In a statement, Michigan Gov. Rick Snyder said many of the Virginia Tech findings and recommendations track with those of the state.
"The Governor has said that scientific data will drive our position on the water quality in Flint, not an arbitrary date, and having the work of Marc Edwards and his team to help the state and federal partners with additional studies has been tremendously helpful," Ari Adler, Snyder's spokesman, said in the statement.
Virginia Tech researchers said the federal Environmental Protection Agency and the state will likely recommend a flushing program for homes in the coming weeks to help with system recovery and pipe cleaning.
A switch that led to massive problems
Two years ago, the state decided to save money by switching Flint's water supply from Lake Huron (which it was paying the city of Detroit for) to the Flint River, a tributary that runs through town, notorious among locals for its filth.
Soon after the switch, the water started to look, smell and taste funny. Residents said it often looked dirty.
The Flint River is highly corrosive, 19 times more so than the Lake Huron supply, according to Edwards and other researchers from Virginia Tech.
Virginia Tech researchers found that 174 water samples taken from homes tested in 2015 showed a decrease in lead, researcher Kelsey Pieper said. But in some homes, the lead levels remain dangerously high, Pieper said.
Edwards said his the team plans another round of tests in August.

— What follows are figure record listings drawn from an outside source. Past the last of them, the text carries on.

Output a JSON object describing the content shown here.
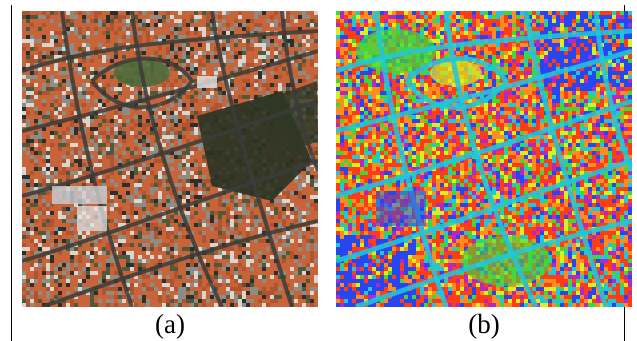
{
  "panels": [
    {
      "caption": "(a)",
      "kind": "aerial-photo-rgb"
    },
    {
      "caption": "(b)",
      "kind": "false-color-map"
    }
  ],
  "colors": {
    "roof_orange": "#c8643a",
    "roof_grey": "#8d8d88",
    "street_dark": "#3a3c3a",
    "vegetation_dark": "#2b3324",
    "map_red": "#ff3c14",
    "map_orange": "#ff8c1e",
    "map_yellow": "#d8f01e",
    "map_green": "#3cd83c",
    "map_cyan": "#1ec8dc",
    "map_blue": "#2846f0",
    "map_magenta": "#b428c8"
  }
}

More water needs to flow through system
The EPA says anything over 15 parts per billion is unsafe. Samples collected last month showed
Flint with a lead level of 22.8 ppb -- compared with 28.5 ppb recorded in August, according to the researchers.
"In some of these homes, we haven't made much progress because not enough water has been flowing into the system," Edwards said.
Six months ago, the state of Michigan switched Flint's drinking water source back to Lake Huron, after the disastrous trial using the Flint River.
But when the state switched the city's water supply to the Flint River, it did not properly treat the water, and the water corroded the pipes, leaching lead and heavy metal into the drinking water supply.
Even though the water was switched back, the pipes are damaged, and lead-tainted water, which can stunt childhood development and affect nearly every part of the body, is still coming out of taps in some areas.
"The delivery of the cure, which is this clean water that needs to flow through the system, in some Flint homes is simply not happening," Edwards said.
The state of Michigan, which failed to properly treat the Flint River water, has pledged $58 million to Flint.
But none of that is for the replacement of lead service lines. The governor proposed $25 million for infrastructure in his budget proposal, but that money wouldn't likely be available until October.